Reputation: 7243
I have to program in Assembly (MIPS) a function to return the max value of an array.
The C code is this:
#include <stdio.h>
#include <stdlib.h>
int MaxAssembly(int *ptr, int num_elements);
int main ( )
{
int n=9;
int tab[] = {2, -8, 0, 25, 14, 2, 9, 15, -32};
printf("The maximum is %d \n", MaxAssembly(tab,n));
MaxAssembly
is the function I have to program in Assembly.

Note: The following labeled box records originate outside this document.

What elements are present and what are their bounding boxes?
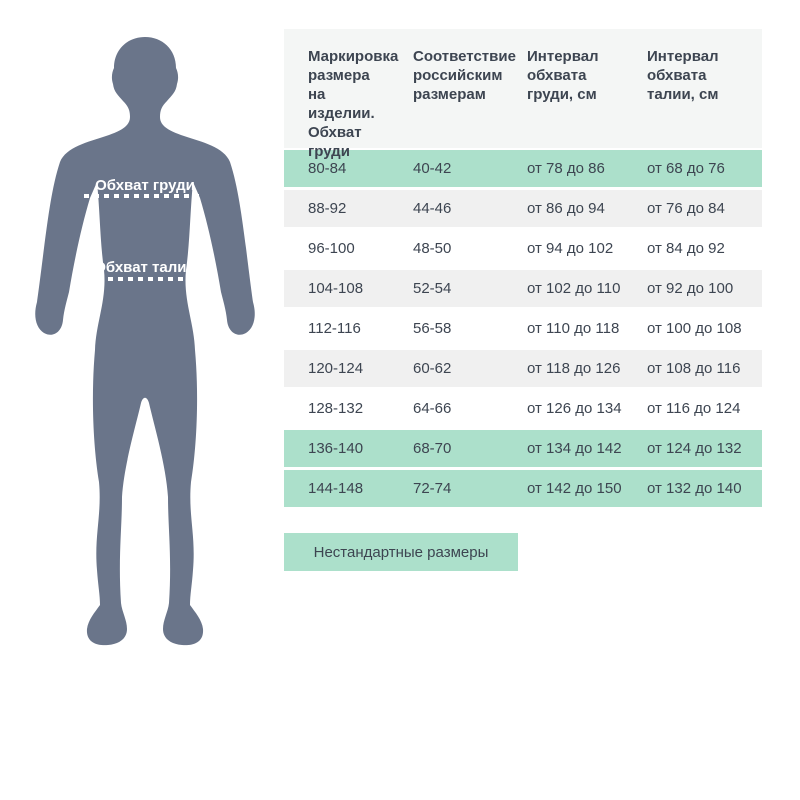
table-row: 144-148 72-74 от 142 до 150 от 132 до 14… bbox=[284, 470, 762, 510]
table-row: 112-116 56-58 от 110 до 118 от 100 до 10… bbox=[284, 310, 762, 350]
cell-size-marking: 144-148 bbox=[308, 480, 364, 497]
cell-waist-interval: от 100 до 108 bbox=[647, 320, 742, 337]
table-row: 136-140 68-70 от 134 до 142 от 124 до 13… bbox=[284, 430, 762, 470]
table-row: 120-124 60-62 от 118 до 126 от 108 до 11… bbox=[284, 350, 762, 390]
waist-measure-label: Обхват талии bbox=[94, 259, 195, 276]
cell-chest-interval: от 118 до 126 bbox=[527, 360, 621, 377]
cell-russian-size: 44-46 bbox=[413, 200, 452, 217]
table-row: 80-84 40-42 от 78 до 86 от 68 до 76 bbox=[284, 150, 762, 190]
column-header-waist-interval: Интервал обхвата талии, см bbox=[647, 48, 719, 103]
cell-size-marking: 96-100 bbox=[308, 240, 355, 257]
chest-measure-label: Обхват груди bbox=[95, 177, 195, 194]
cell-chest-interval: от 110 до 118 bbox=[527, 320, 620, 337]
cell-chest-interval: от 94 до 102 bbox=[527, 240, 614, 257]
body-figure: Обхват груди Обхват талии bbox=[0, 0, 290, 670]
cell-russian-size: 40-42 bbox=[413, 160, 452, 177]
table-row: 88-92 44-46 от 86 до 94 от 76 до 84 bbox=[284, 190, 762, 230]
cell-size-marking: 104-108 bbox=[308, 280, 364, 297]
cell-size-marking: 136-140 bbox=[308, 440, 364, 457]
cell-chest-interval: от 126 до 134 bbox=[527, 400, 622, 417]
table-row: 128-132 64-66 от 126 до 134 от 116 до 12… bbox=[284, 390, 762, 430]
cell-waist-interval: от 84 до 92 bbox=[647, 240, 725, 257]
column-header-chest-interval: Интервал обхвата груди, см bbox=[527, 48, 599, 103]
cell-chest-interval: от 86 до 94 bbox=[527, 200, 605, 217]
cell-waist-interval: от 132 до 140 bbox=[647, 480, 742, 497]
cell-size-marking: 112-116 bbox=[308, 320, 361, 337]
cell-chest-interval: от 142 до 150 bbox=[527, 480, 622, 497]
cell-waist-interval: от 76 до 84 bbox=[647, 200, 725, 217]
cell-russian-size: 72-74 bbox=[413, 480, 452, 497]
table-row: 104-108 52-54 от 102 до 110 от 92 до 100 bbox=[284, 270, 762, 310]
cell-size-marking: 88-92 bbox=[308, 200, 347, 217]
cell-size-marking: 120-124 bbox=[308, 360, 364, 377]
male-body-shape bbox=[35, 37, 255, 646]
cell-waist-interval: от 68 до 76 bbox=[647, 160, 725, 177]
table-header-row: Маркировка размера на изделии. Обхват гр… bbox=[284, 29, 762, 160]
male-silhouette-icon: Обхват груди Обхват талии bbox=[35, 37, 255, 646]
cell-russian-size: 68-70 bbox=[413, 440, 452, 457]
cell-russian-size: 52-54 bbox=[413, 280, 452, 297]
cell-chest-interval: от 78 до 86 bbox=[527, 160, 605, 177]
cell-russian-size: 56-58 bbox=[413, 320, 452, 337]
cell-russian-size: 64-66 bbox=[413, 400, 452, 417]
cell-waist-interval: от 92 до 100 bbox=[647, 280, 734, 297]
table-body: 80-84 40-42 от 78 до 86 от 68 до 76 88-9… bbox=[284, 150, 762, 510]
cell-size-marking: 80-84 bbox=[308, 160, 347, 177]
cell-chest-interval: от 134 до 142 bbox=[527, 440, 622, 457]
nonstandard-sizes-legend: Нестандартные размеры bbox=[284, 533, 518, 571]
cell-russian-size: 60-62 bbox=[413, 360, 452, 377]
cell-chest-interval: от 102 до 110 bbox=[527, 280, 621, 297]
column-header-russian-sizes: Соответствие российским размерам bbox=[413, 48, 516, 103]
column-header-size-marking: Маркировка размера на изделии. Обхват гр… bbox=[308, 48, 399, 160]
cell-waist-interval: от 116 до 124 bbox=[647, 400, 741, 417]
cell-waist-interval: от 124 до 132 bbox=[647, 440, 742, 457]
cell-size-marking: 128-132 bbox=[308, 400, 364, 417]
size-table: Маркировка размера на изделии. Обхват гр… bbox=[284, 29, 762, 510]
table-row: 96-100 48-50 от 94 до 102 от 84 до 92 bbox=[284, 230, 762, 270]
cell-russian-size: 48-50 bbox=[413, 240, 452, 257]
cell-waist-interval: от 108 до 116 bbox=[647, 360, 741, 377]
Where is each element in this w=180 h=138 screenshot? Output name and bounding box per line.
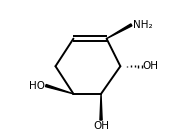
Text: HO: HO	[29, 81, 45, 91]
Text: NH₂: NH₂	[132, 20, 152, 30]
Text: OH: OH	[93, 121, 109, 131]
Text: OH: OH	[143, 61, 159, 71]
Polygon shape	[100, 94, 102, 120]
Polygon shape	[46, 84, 73, 94]
Polygon shape	[107, 24, 132, 39]
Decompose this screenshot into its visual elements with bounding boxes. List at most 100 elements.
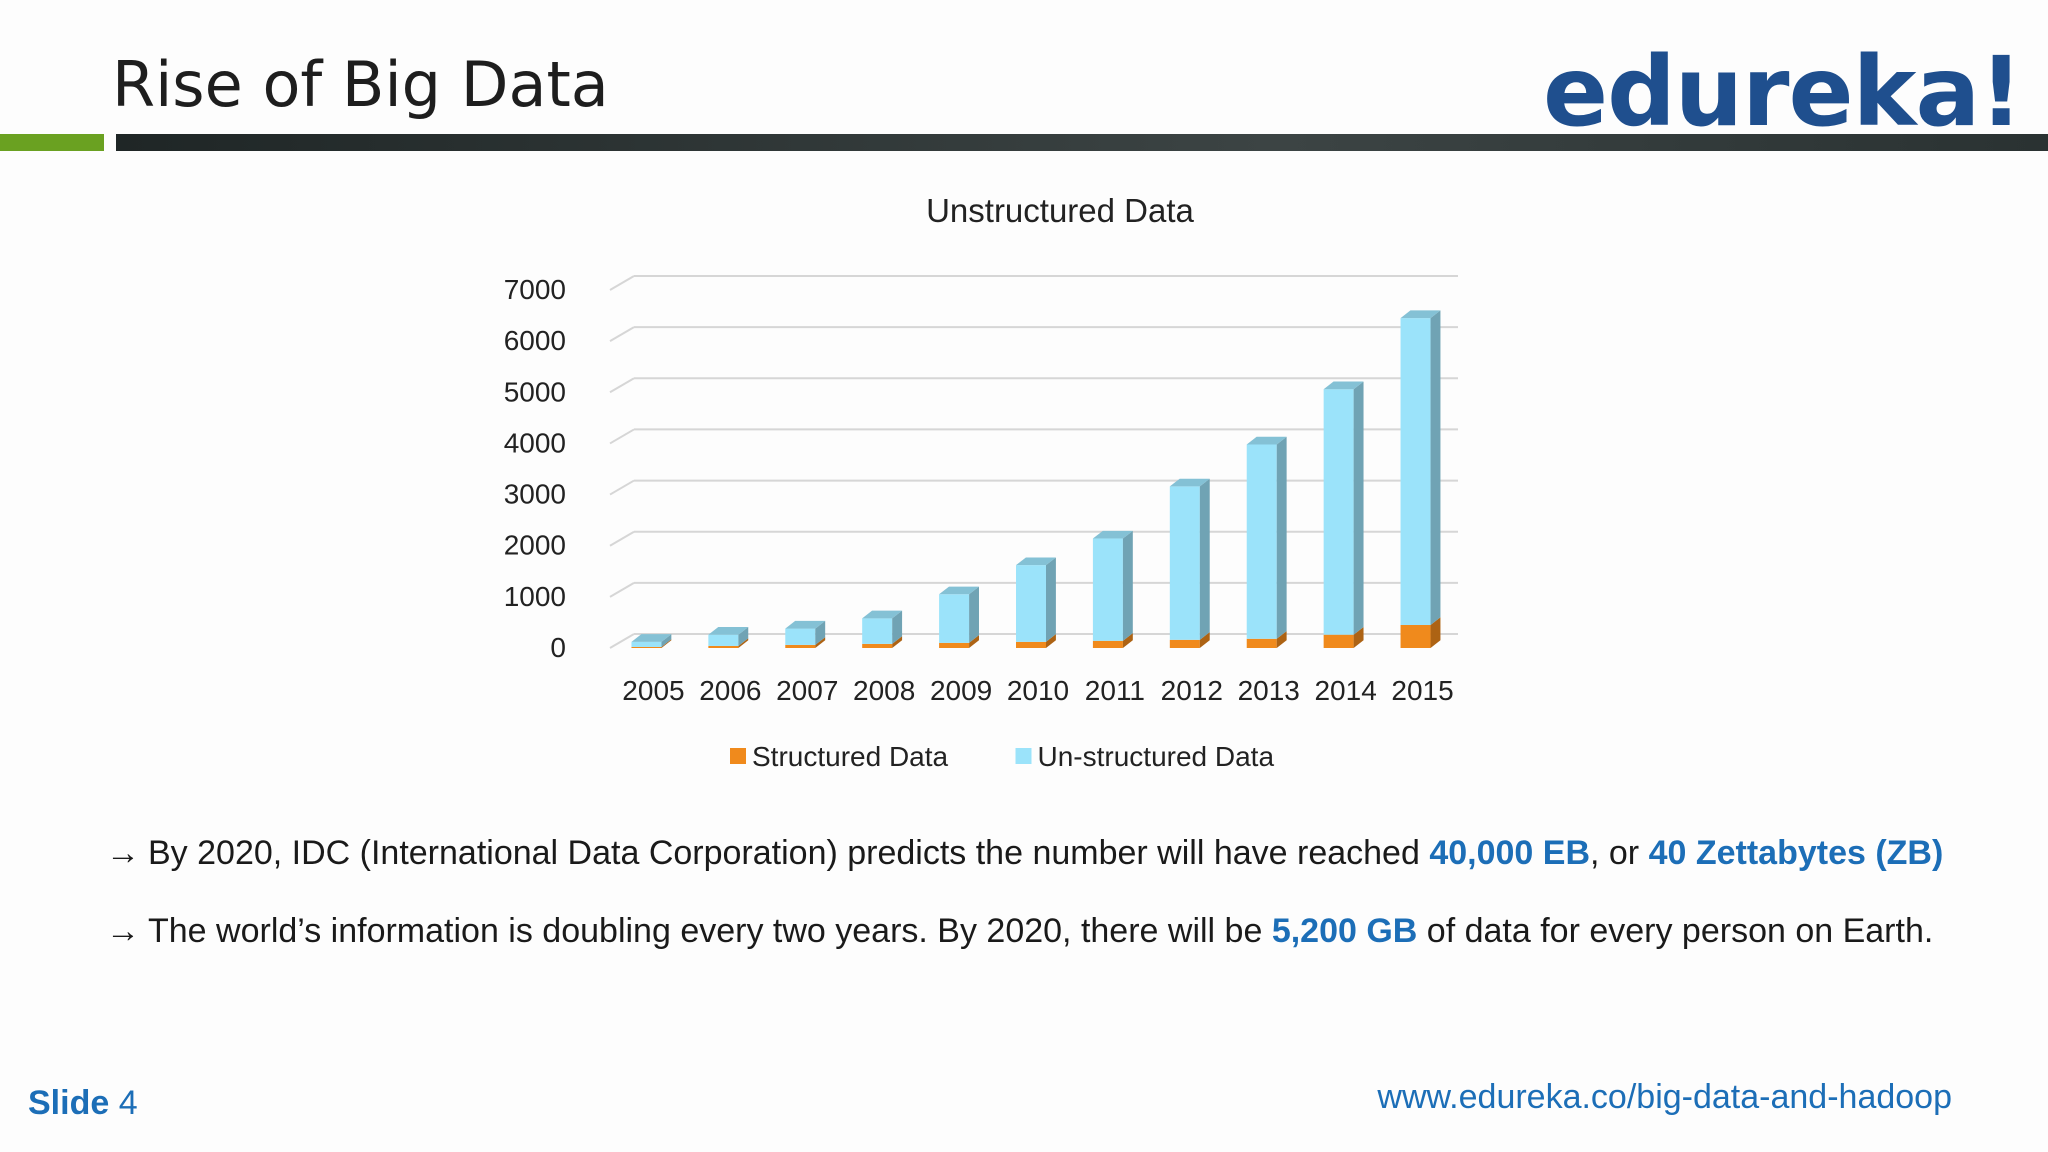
x-axis-ticks: 2005 2006 2007 2008 2009 2010 2011 2012 2013 2014… (622, 675, 1453, 706)
bar-side (1046, 557, 1056, 642)
unstructured-bar-2006 (708, 627, 749, 646)
bar-top (862, 610, 903, 619)
unstructured-bar-2011 (1092, 530, 1133, 641)
bar-side (1122, 633, 1133, 648)
bar-front (785, 644, 816, 648)
y-tick-label: 7000 (504, 274, 566, 305)
bullet-text: The world’s information is doubling ever… (148, 912, 1272, 950)
bar-side (969, 635, 979, 648)
x-tick-label: 2009 (930, 675, 992, 706)
structured-bar-2014 (1323, 627, 1364, 648)
x-tick-label: 2008 (853, 675, 915, 706)
unstructured-bar-2007 (785, 620, 826, 645)
bar-top (1246, 436, 1287, 445)
bar-side (1276, 631, 1287, 648)
bar-side (661, 639, 672, 648)
structured-bar-2005 (631, 639, 672, 648)
bar-front (1323, 389, 1354, 635)
bar-front (1169, 639, 1200, 648)
legend-swatch (1015, 748, 1032, 764)
gridline-diagonal (609, 428, 635, 445)
bar-top (939, 586, 979, 595)
bar-front (708, 645, 739, 648)
structured-bar-2010 (1016, 634, 1056, 648)
y-tick-label: 0 (550, 632, 566, 663)
y-tick-label: 6000 (504, 325, 566, 356)
legend-label: Un-structured Data (1038, 741, 1275, 772)
legend-item-0: Structured Data (730, 741, 949, 772)
bar-side (1276, 436, 1287, 639)
y-tick-label: 5000 (504, 376, 566, 407)
x-tick-label: 2015 (1391, 675, 1453, 706)
legend-swatch (730, 748, 746, 764)
bullet-idc-prediction: → By 2020, IDC (International Data Corpo… (106, 832, 2006, 874)
x-tick-label: 2011 (1085, 675, 1145, 706)
bar-front (939, 594, 970, 643)
bar-top (785, 620, 826, 629)
bar-side (1199, 632, 1210, 648)
title-accent-bar (0, 134, 104, 151)
stacked-bar-chart: Unstructured Data 0 1000 2000 3000 4000 5000 6… (504, 192, 1458, 772)
gridline-diagonal (609, 326, 635, 343)
bar-front (1092, 538, 1123, 641)
legend-item-1: Un-structured Data (1015, 741, 1275, 772)
slide-title: Rise of Big Data (112, 48, 609, 121)
bar-front (939, 642, 970, 648)
y-tick-label: 1000 (504, 581, 566, 612)
highlight-value: 40,000 EB (1429, 834, 1590, 872)
gridline-diagonal (609, 581, 635, 598)
bar-side (1353, 381, 1364, 635)
structured-bar-2009 (939, 635, 979, 648)
bar-front (1016, 641, 1046, 648)
chart-legend: Structured Data Un-structured Data (730, 741, 1274, 772)
bar-front (1169, 486, 1200, 640)
bullet-doubling: → The world’s information is doubling ev… (106, 910, 2006, 952)
bar-side (1430, 310, 1441, 625)
bar-front (862, 618, 893, 644)
unstructured-bar-2008 (862, 610, 903, 644)
bar-front (1400, 318, 1431, 625)
gridline-diagonal (609, 530, 635, 547)
x-tick-label: 2010 (1007, 675, 1069, 706)
bar-side (1353, 627, 1364, 648)
footer-url-link[interactable]: www.edureka.co/big-data-and-hadoop (1377, 1078, 1952, 1116)
bar-front (1246, 638, 1277, 648)
bar-side (1046, 634, 1056, 648)
bar-top (1016, 557, 1056, 566)
highlight-value: 40 Zettabytes (ZB) (1648, 834, 1944, 872)
x-tick-label: 2005 (622, 675, 684, 706)
highlight-value: 5,200 GB (1271, 912, 1418, 950)
x-tick-label: 2014 (1314, 675, 1376, 706)
x-tick-label: 2007 (776, 675, 838, 706)
bar-side (969, 586, 979, 643)
y-axis-ticks: 0 1000 2000 3000 4000 5000 6000 7000 (504, 274, 566, 663)
bar-front (1092, 640, 1123, 648)
bar-side (892, 636, 903, 648)
arrow-icon: → (106, 912, 140, 950)
bar-side (738, 627, 749, 646)
bar-front (1016, 565, 1046, 642)
bar-top (1092, 530, 1133, 539)
x-tick-label: 2012 (1161, 675, 1223, 706)
bar-front (1246, 444, 1277, 639)
unstructured-bar-2009 (939, 586, 979, 643)
edureka-logo: edureka! (1542, 36, 2023, 148)
bar-front (631, 641, 662, 647)
bar-front (631, 646, 662, 648)
unstructured-bar-2010 (1016, 557, 1056, 642)
slide-number: Slide 4 (28, 1084, 138, 1123)
bar-side (815, 620, 826, 645)
bar-front (708, 634, 739, 646)
bullet-text: , or (1590, 834, 1649, 872)
bar-top (631, 634, 672, 642)
unstructured-bar-2014 (1323, 381, 1364, 635)
gridline-diagonal (609, 479, 635, 496)
bullet-text: By 2020, IDC (International Data Corpora… (148, 834, 1430, 872)
bar-top (1400, 310, 1441, 319)
structured-bar-2015 (1400, 617, 1441, 648)
unstructured-bar-2015 (1400, 310, 1441, 625)
unstructured-bar-2012 (1169, 478, 1210, 640)
title-divider-bar (116, 134, 2048, 151)
chart-title: Unstructured Data (926, 192, 1194, 229)
bar-side (738, 638, 749, 648)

I'm not in the part to find the max. My problem in in reading the functions arguments. I have made this code to do some tests.
.data
.text
.globl MaxAssembly
MaxAssembly:
add $9,$5,$zero
move $2,$9
jr $ra
Doing this code I can see that I'm reading the second function argument as expected. It's printed on the screen The maximum is 9
Changing the code to:
.data
.text
.globl MaxAssembly
MaxAssembly:
move $2,$4
jr $ra
I can see that it's reading the first argument of the function as a memory address and it's printed on the screen The maximum is 2143429780
. So far is working as expected.
The problem is when I try to read the element stored at that memory address (the first element of the array). I'm getting one segmentation fault... I'm doing this:
.data
.text
.globl MaxAssembly
MaxAssembly:
lw $16,0($4)
move $2,$16
jr $ra
What am I doing wrong? wasn't lw
supposed to store at $16
the first item of the array? Using lb
is the same
Upvotes: 3
Views: 11847
Reputation: 2143
Yes, lw $s0, 0($a0)
will read a full word from the address in $a0
to $s0
. Unlike, lb, memory access via lw must use word-aligned addresses (i.e., two LSB are zero). I suspect that's where the problem occur.